In the winery Paul talked us through his hands off, minimal intervention winemaking - a style honed from seasons in Burgundy, Alsace and Oregon. Amazingly the Pinot Noir is hand-plunged only once and the whites are simply whole bunch pressed; no skin contact or batonnage. All varietals spend time in barrel, with 20 year old barrels and foudres reserved for the aromatic Pinot Gris and Riesling.

And the wines! We tasted the wonderful Antipodes Chardonnay and Pinot Noir made with Francois Millet of Chambolle-Musigny, and the delicious Pinot Gris and Dry Riesling. We compared the Home Block Pinot Noir with the Olearia Pinot Noir - the former planted on chalk over clay and the latter on schist. The wines are vinified in exactly the same way, showcasing the difference in terroir. It was incredible to see the difference - the Olearia was bright and energetic and the Home Block darker and more intense.

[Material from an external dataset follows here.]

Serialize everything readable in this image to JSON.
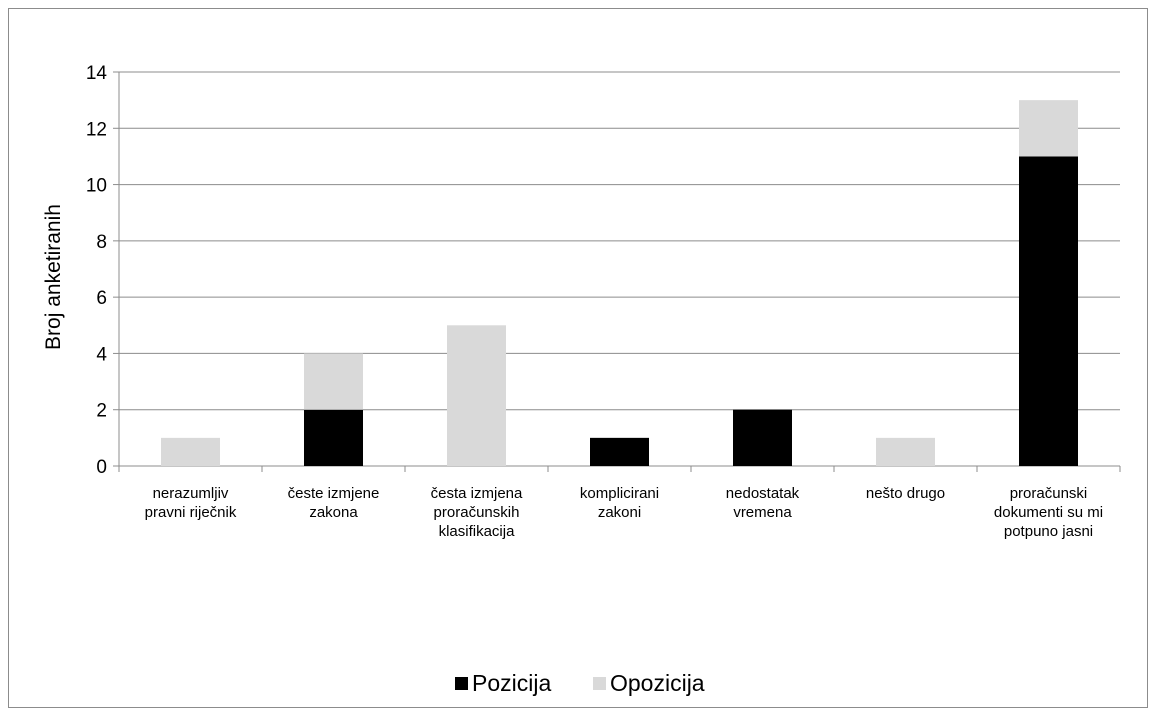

Beautiful wines from a beautiful place 🍷

Prophet’s Rock was founded in 1999, with the goal to find sites in Central Otago like no others.

Two vineyards were established in the Bendigo sub-region: The Prophet’s Rock Home Vineyard and, subsequently, the Rocky Point. Both are steep and elevated, and each is distinctive – The Home Vineyard with its rare mix of soils, including schist, clay and chalk, and Rocky Point with its stony ground and almost treacherous slopes.

“In the winery, though, we find our muses in the old houses of Europe…”

Winemaker Paul Pujol refined his trade working in France’s classical wine regions, the Languedoc, Sancerre and, crucially, Burgundy and Alsace.

His traditional aesthetic — respectful, patient, vineyard-focused — resonates in the wines, and frees them to express the unique tenor of the sites. His winemaking is a sensitive, site-driven, and empathic approach which aims to express the beauty of the place rather than pronounced winemaking characters.

Each glass, then, embodies both the old world and the new, past and present unified by place.